[Date Prev][Date Next][Thread Prev][Thread Next][Date Index][Thread Index][Subject Index][Author Index]

More on respiratory turbinates

The questions about RT that Miller is asking are very pertinent. 

In Ruben et al 1996 they measured only the narrow horizontal anterior portion
of theropod nasal passages. A number of birds also have narrow anterior nasal
passages that contain a simple RT, the kiwi being one example, tube nosed
seabirds another. In theropods this part of the nasal passage is fairly easy
to measure because it is largely enclosed by bone (but it is almost always
crushed, as per the "Nanotyrannus" [it's probably a baby T rex] skull). The
problem is that there is a subvertical, posterior part of nasal passage
proper immediately above the internal nares in theropods. (Basically, the
majority of the nasal passage makes an L-shaped loop around the large
auxilary maxillary sinuses in avetheropods). There is no way to reliably
measure the size of this part of the NP because it is almost entirely NOT
enclosed by bone. But being in a broader portion of the skull, it may have
been two, three or more times broader than the anterior passage. In many
birds it is the posterior portion of the NPP that is the broadest and
contains the larger RT directly above the internal nare, again kiwis being an
example. Maybe theropods did the same thing. Since they were insulated
creatures that probably had elevated resting metabolisms my guess is that
they had cartilage RT like most birds. But who knows? In any case RT cannot
be a reliable diagnostic tool for estimating dinosaur energetics because we
cannot determine their presence or development in any dinosaur. 

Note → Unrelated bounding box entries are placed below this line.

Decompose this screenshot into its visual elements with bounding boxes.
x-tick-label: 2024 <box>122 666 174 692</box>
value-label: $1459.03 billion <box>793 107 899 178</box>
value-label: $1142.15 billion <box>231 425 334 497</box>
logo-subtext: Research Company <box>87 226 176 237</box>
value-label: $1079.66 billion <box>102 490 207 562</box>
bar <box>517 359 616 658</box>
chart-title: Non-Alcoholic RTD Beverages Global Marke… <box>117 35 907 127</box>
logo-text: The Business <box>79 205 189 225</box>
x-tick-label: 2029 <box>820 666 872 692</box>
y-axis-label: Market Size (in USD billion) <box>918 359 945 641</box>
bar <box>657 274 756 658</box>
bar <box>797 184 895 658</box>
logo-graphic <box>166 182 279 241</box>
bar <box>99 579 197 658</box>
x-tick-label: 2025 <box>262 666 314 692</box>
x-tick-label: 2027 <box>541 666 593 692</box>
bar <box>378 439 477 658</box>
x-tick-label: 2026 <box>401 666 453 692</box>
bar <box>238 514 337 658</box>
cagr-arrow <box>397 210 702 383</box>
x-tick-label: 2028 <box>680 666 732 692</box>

What we do know is that the lizard-like nasal passage restoration of
Dromaeosaurus by Ruben etc. is just plain incorrect. First, they use Phil
Currie's complete skull restoration, which is inappropriate because it's
highly restored. Check out Fig. 1D-E in Currie (1995 JVP 15:578). Of the
snout, only fragments of the premax, maxilla, vomers and palatines are known!
The nasal passage is not preserved at all! (See medial view of skull elements
in Fig. 2 in Currie 1995.) So how can one draw its path? What is much more
informative are complete Velociraptor skulls. These little darlings show that
dromaeosaurs had the standard L-shaped nasal passage of avetheropods, with
the anterior portion running in a long tube just below the snout roof, before
plunging vertically in the mid-section of the skull (because Dromaeosaurus
had the same kind of maxillary sinuses as it realtives, its NP was almost
certainly L-shaped). So, the reality is that the dromaeosaur nasal passage
was long and fairly complex. The same was probably true of Archaeopteryx and
other early birds, which retained the avetheropod maxillary sinus system
marked by auxiliary antorbital fenestra. 

Now there, you can all breath easier now.